Dasan McCullough

Profile
- Position: Outside linebacker

Personal information
- Born: March 7, 2003 (age 23) Bloomington, Indiana, U.S.
- Listed height: 6 ft 5 in (1.96 m)
- Listed weight: 240 lb (109 kg)

Career information
- High school: Bloomington South
- College: Indiana (2022); Oklahoma (2023–2024); Nebraska (2025);
- NFL draft: 2026: undrafted

Career history
- Denver Broncos (2026)*;
- * Offseason or practice squad member only
- Stats at ESPN

= Dasan McCullough =

American football player (born 2003)

Dasan McCullough (born March 7, 2003) is an American professional football outside linebacker. He played college football for the Indiana Hoosiers, Oklahoma Sooners, and Nebraska Cornhuskers. McCullough was signed by the Denver Broncos as an undrafted free agent in 2026.

==Early life==
McCullough initially attended Blue Valley North High School in Overland Park, Kansas while his father was the running backs coach for the Kansas City Chiefs. He moved to Bloomington, Indiana before the start of his senior year after his father was hired to coach at Indiana University and transferred to Bloomington High School South. McCullough was named first team All-State after recording 55 tackles, three sacks, six for loss, and two interceptions. He was rated a four-star recruit and initially committed to play college football at Ohio State entering his junior year of high school. At the end of the year, McCullough decommitted and flipped his commitment to Indiana. His commitment made him the highest-rated recruit in Indiana's history.

==College career==

=== Indiana ===
McCullough joined the Indiana Hoosiers as an early enrollee in January 2022. He was named honorable mention All-Big Ten Conference as a true freshman after recording 49 tackles, 6.5 tackles for loss, four sacks, and three passes broken up. McCullough entered the NCAA transfer portal following the end of his freshman season.

=== Oklahoma ===
McCullough committed to transfer to Oklahoma.

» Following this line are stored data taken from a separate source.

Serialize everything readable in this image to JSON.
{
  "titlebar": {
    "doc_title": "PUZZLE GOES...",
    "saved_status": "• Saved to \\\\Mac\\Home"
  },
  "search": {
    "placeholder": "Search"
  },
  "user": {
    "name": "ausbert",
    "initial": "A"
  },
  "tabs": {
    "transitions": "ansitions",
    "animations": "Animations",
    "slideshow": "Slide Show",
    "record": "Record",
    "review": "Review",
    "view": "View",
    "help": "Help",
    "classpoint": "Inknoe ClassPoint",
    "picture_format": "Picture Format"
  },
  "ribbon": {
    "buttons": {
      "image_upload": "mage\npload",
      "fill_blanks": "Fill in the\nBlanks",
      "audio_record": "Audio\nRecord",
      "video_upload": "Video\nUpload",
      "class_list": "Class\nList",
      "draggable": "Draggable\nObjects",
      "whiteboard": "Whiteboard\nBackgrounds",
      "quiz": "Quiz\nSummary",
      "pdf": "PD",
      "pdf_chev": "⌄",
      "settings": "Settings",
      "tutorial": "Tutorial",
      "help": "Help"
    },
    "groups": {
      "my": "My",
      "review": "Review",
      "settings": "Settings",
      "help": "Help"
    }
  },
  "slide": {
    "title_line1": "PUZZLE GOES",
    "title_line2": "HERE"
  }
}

On December 10, 2024, McCullough announced that he would enter the transfer portal for the second time.

=== Nebraska ===
On December 22, 2024, McCullough announced that he would transfer to Nebraska.

==Professional career==

After going undrafted in the 2026 NFL Draft, McCullough signed with the Denver Broncos as an undrafted free agent. On August 30, 2026, he was waived by the Broncos during final roster cuts.

Pre-draft measurables
| Height | Weight | Arm length | Hand span | Wingspan | 40-yard dash | 10-yard split | 20-yard split | 20-yard shuttle | Three-cone drill | Vertical jump | Broad jump |
| 6 ft 5+3⁄8 in (1.97 m) | 240 lb (109 kg) | 33+7⁄8 in (0.86 m) | 9+3⁄8 in (0.24 m) | 6 ft 9+1⁄8 in (2.06 m) | 4.59 s | 1.64 s | 2.65 s | 4.52 s | 7.00 s | 36.0 in (0.91 m) | 10 ft 3 in (3.12 m) |
All values from Pro Day

==Personal life==
McCullough's father, Deland McCullough, played running back in the National Football League and the Canadian Football League before entering coaching. His grandfather, Sherman Smith, is also a former NFL running back and coach. McCullough's older brother, Deland II, played football at Indiana while his younger brother, Daeh, plays at Cincinnati.